1A and 1B show a mask according to an embodiment, wherein FIG. 1A is a perspective view of the mask, and FIG. 1B is a perspective view showing the mask in an inverted state.

FIG. 2 is an explanatory diagram for explaining an enlarged shape of a conical groove of the mask of FIG. 1;

FIG. 3 is an explanatory view illustrating a state where a ball is engaged with the conical groove in FIG. 2;

FIG. 4 is a sectional view showing a conical groove according to a modification.

FIG. 5 is a view for explaining positioning by a conventional conical groove and a ball engaged with the conical groove.

FIG. 6 is a diagram illustrating positioning using a conical groove and a V-shaped groove according to a conventional example.

7A and 7B show a mask according to a conventional example, in which FIG. 7A is a perspective view thereof, and FIG. 7B is a perspective view showing the state in which FIG.

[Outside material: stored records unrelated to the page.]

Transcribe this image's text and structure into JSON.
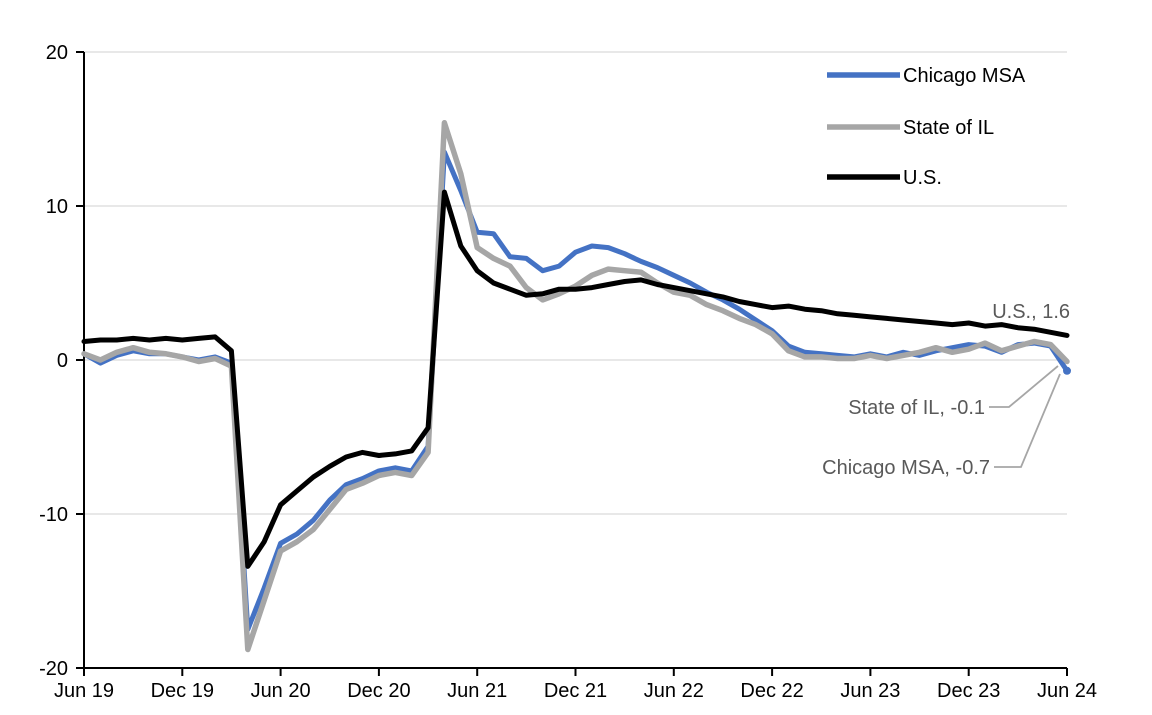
{
  "chart_data": {
    "type": "line",
    "title": "",
    "x_axis": {
      "tick_labels": [
        "Jun 19",
        "Dec 19",
        "Jun 20",
        "Dec 20",
        "Jun 21",
        "Dec 21",
        "Jun 22",
        "Dec 22",
        "Jun 23",
        "Dec 23",
        "Jun 24"
      ],
      "tick_month_indices": [
        0,
        6,
        12,
        18,
        24,
        30,
        36,
        42,
        48,
        54,
        60
      ],
      "start_month": "Jun 2019",
      "end_month": "Jun 2024"
    },
    "y_axis": {
      "tick_labels": [
        "20",
        "10",
        "0",
        "-10",
        "-20"
      ],
      "tick_values": [
        20,
        10,
        0,
        -10,
        -20
      ],
      "range": [
        -20,
        20
      ]
    },
    "grid": true,
    "legend_position": "top-right-inside",
    "series": [
      {
        "name": "Chicago MSA",
        "color": "#4472C4",
        "line_width": 5,
        "values": [
          0.4,
          -0.2,
          0.3,
          0.6,
          0.4,
          0.4,
          0.2,
          0.0,
          0.2,
          -0.2,
          -17.5,
          -14.8,
          -11.9,
          -11.3,
          -10.4,
          -9.1,
          -8.1,
          -7.7,
          -7.2,
          -7.0,
          -7.2,
          -5.6,
          13.5,
          11.0,
          8.3,
          8.2,
          6.7,
          6.6,
          5.8,
          6.1,
          7.0,
          7.4,
          7.3,
          6.9,
          6.4,
          6.0,
          5.5,
          5.0,
          4.4,
          3.9,
          3.3,
          2.6,
          1.9,
          0.9,
          0.5,
          0.4,
          0.3,
          0.2,
          0.4,
          0.2,
          0.5,
          0.3,
          0.6,
          0.8,
          1.0,
          0.9,
          0.5,
          1.0,
          1.1,
          0.9,
          -0.7
        ]
      },
      {
        "name": "State of IL",
        "color": "#A6A6A6",
        "line_width": 5.5,
        "values": [
          0.4,
          0.0,
          0.5,
          0.8,
          0.5,
          0.4,
          0.2,
          -0.1,
          0.1,
          -0.4,
          -18.8,
          -15.6,
          -12.4,
          -11.8,
          -11.0,
          -9.7,
          -8.4,
          -8.0,
          -7.5,
          -7.3,
          -7.5,
          -6.0,
          15.4,
          12.1,
          7.3,
          6.6,
          6.1,
          4.7,
          3.9,
          4.3,
          4.8,
          5.5,
          5.9,
          5.8,
          5.7,
          5.0,
          4.4,
          4.2,
          3.6,
          3.2,
          2.7,
          2.3,
          1.7,
          0.6,
          0.2,
          0.2,
          0.1,
          0.1,
          0.3,
          0.1,
          0.3,
          0.5,
          0.8,
          0.5,
          0.7,
          1.1,
          0.6,
          0.9,
          1.2,
          1.0,
          -0.1
        ]
      },
      {
        "name": "U.S.",
        "color": "#000000",
        "line_width": 5,
        "values": [
          1.2,
          1.3,
          1.3,
          1.4,
          1.3,
          1.4,
          1.3,
          1.4,
          1.5,
          0.6,
          -13.4,
          -11.8,
          -9.4,
          -8.5,
          -7.6,
          -6.9,
          -6.3,
          -6.0,
          -6.2,
          -6.1,
          -5.9,
          -4.4,
          10.9,
          7.4,
          5.8,
          5.0,
          4.6,
          4.2,
          4.3,
          4.6,
          4.6,
          4.7,
          4.9,
          5.1,
          5.2,
          4.9,
          4.7,
          4.5,
          4.3,
          4.1,
          3.8,
          3.6,
          3.4,
          3.5,
          3.3,
          3.2,
          3.0,
          2.9,
          2.8,
          2.7,
          2.6,
          2.5,
          2.4,
          2.3,
          2.4,
          2.2,
          2.3,
          2.1,
          2.0,
          1.8,
          1.6
        ]
      }
    ],
    "end_labels": [
      {
        "text": "U.S., 1.6",
        "series": "U.S.",
        "value": 1.6
      },
      {
        "text": "State of IL, -0.1",
        "series": "State of IL",
        "value": -0.1
      },
      {
        "text": "Chicago MSA, -0.7",
        "series": "Chicago MSA",
        "value": -0.7
      }
    ]
  },
  "colors": {
    "chicago_msa": "#4472C4",
    "state_of_il": "#A6A6A6",
    "us": "#000000",
    "annotation_text": "#595959",
    "leader_line": "#A6A6A6",
    "gridline": "#D9D9D9",
    "axis": "#000000",
    "background": "#FFFFFF"
  }
}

FIG. 8 is a diagram illustrating a process of manufacturing a mask.

[Explanation of symbols]

 DESCRIPTION OF SYMBOLS 1 Substrate 1a Membrane 2 Mask frame 2a, 32a Conical groove 2b V-shaped groove 10 Mask 21 1st conical part 22 2nd conical part

Claims (4)

(57) [Claims] 1. A substrate having a plate-shaped support member integrated therewith, the support member having a conical groove, a V-shaped groove, and a flat portion which are respectively clamped by a clamping force perpendicular to a surface thereof. An original plate, wherein an inclination angle of a slope of the conical groove with respect to the clamping force is small in a shallow portion of the conical groove and large in a deep portion of the conical groove. 2. The master according to claim 1, wherein the inclination angle decreases as the conical groove becomes shallower. 3. A first ball contacting a conical groove of the support member of the original plate according to claim 1 or 2, a second ball contacting a V-shaped groove of the support member, and the supporter. An original holding apparatus having a third ball abutting on a flat portion of a member and a clamp means for clamping the support member between the first to third balls. 4. An exposure apparatus comprising: the original holding device according to claim 3; and an exposing means for exposing a wafer through the original held by the original holding device.